To relate the various processes would be carrying coal to Newcastle, so we will confine ourselves to the description of a few of the more interesting.
U. S. Patent No. 745,097 and German Patent No. 135,745 are almost identical in the method of producing a casein that is practically free from fat, at least, it answers all practical purposes in that respect. It has been ascertained by chemical analysis that skimmed milk usually contains 2 to 3 per cent fat, so that casein made from the untreated milk would contain 6 to 8 per cent fat. The patent claims are that a casein free from fat can be obtained by mixing the skimmed milk with alkalies and separating the fat by passing the mixture through a centrifugal apparatus, after which the casein is precipitated in the usual manner by the treatment with acid. In order to separate the fat from the milk more readily, the milk and alkali mixture is warmed before passing it into the centrifugal machine. The precipitate is collected, washed, pressed and dried or used, as the case may be, in paste form after washing and pressing.
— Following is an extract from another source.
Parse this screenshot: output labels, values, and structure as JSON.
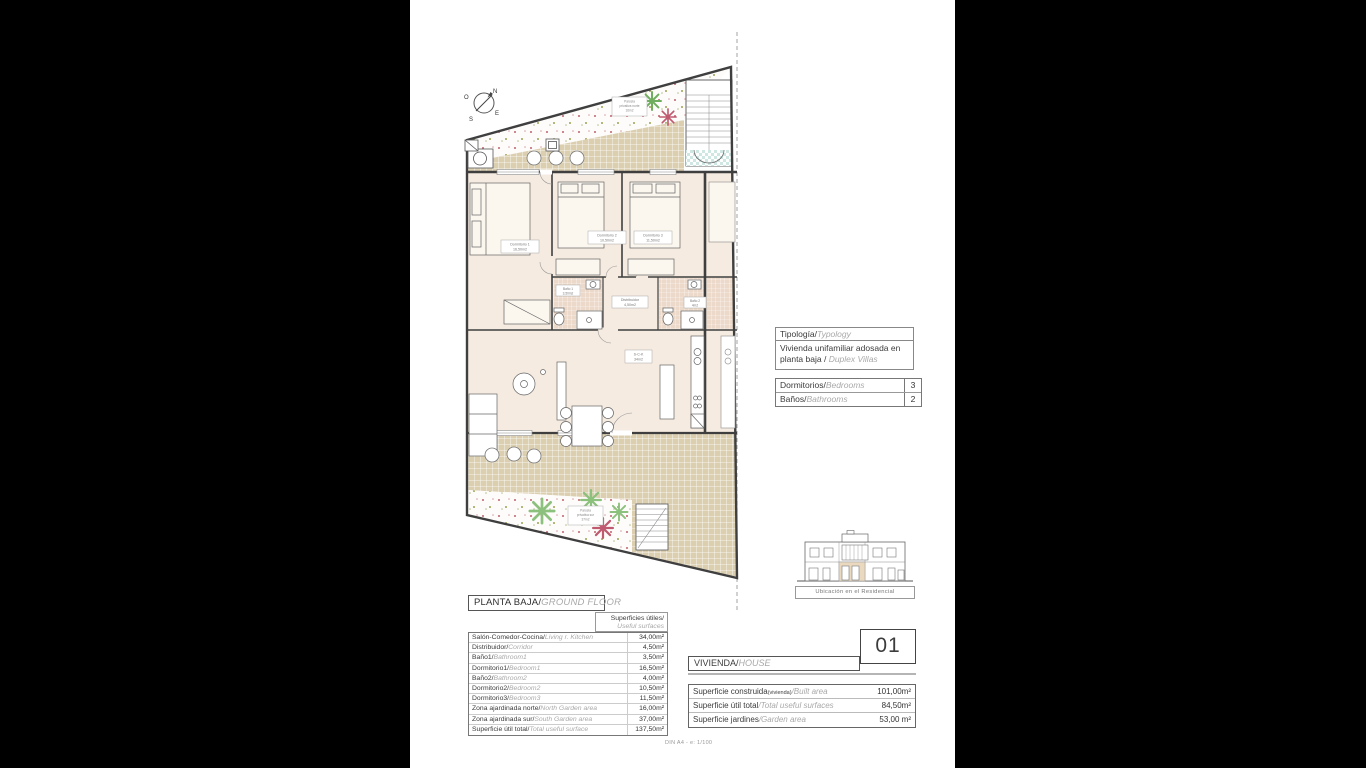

Another patent describes a process in which sulphurous acid is used for precipitating casein from the milk. The milk is brought to a temperature of from 130 to 160 degrees Fahrenheit and, while being agitated in a covered tank with stirring device, the acid is run in. It is claimed that, by this method, the precipitation takes place more promptly and more completely than by any other.
Bichamp says that a pure casein, free from ash, may be obtained by precipitating skimmed milk in the cold way with acetic acid. The precipitate is washed several times and ammonium carbonate added, until alkaline reaction takes place, when acetic acid is again used to neutralize.
Before we consider the manufacture of cold water paints from casein it may prove of interest to some of our readers to learn the various and manifold uses casein is serving in the industrial world.
In the manufacture of certain foodstuffs, in calico printing, in soapmaking, in paper manufacture and others too numerous to mention, in fact, where animal glue was formerly indispensable it is now being used almost exclusively. We must not pass by without considering the great value of casein in cements for porcelain, chinaware, earthenware, glass and stone.
W. A. Hall claims that a fire resisting cement can be produced with a mixture of casein, phosphate of soda and sodium sulphite, to which is added some pulverized air slaked lime. A well known cement putty is made from cement in dry powder, brickdust or ground quartz, mixed with casein. A small portion of air-slaked lime will improve it. It can also be made from the curd of skimmed milk and sifted air slaked lime with the same dry ingredients, omitting the casein.
For mending fractures in porcelain, glass, etc., the best cement is made by dissolving casein in silicate of soda (water glass). A preparation from casein, that is at the same time antiseptic as well as water resisting, is made by using borax in dissolving the casein. This is used for sizing fabrics, which are placed in the solution and after removing therefrom and while still wet, are given a coating of a weak solution of tannic acid, which renders the casein insoluble in water.
For paper and paste boards, etc., a good size can be made by dissolving casein in a solution of borax and the addition of liquid ammonia. Must be done with the aid of heat.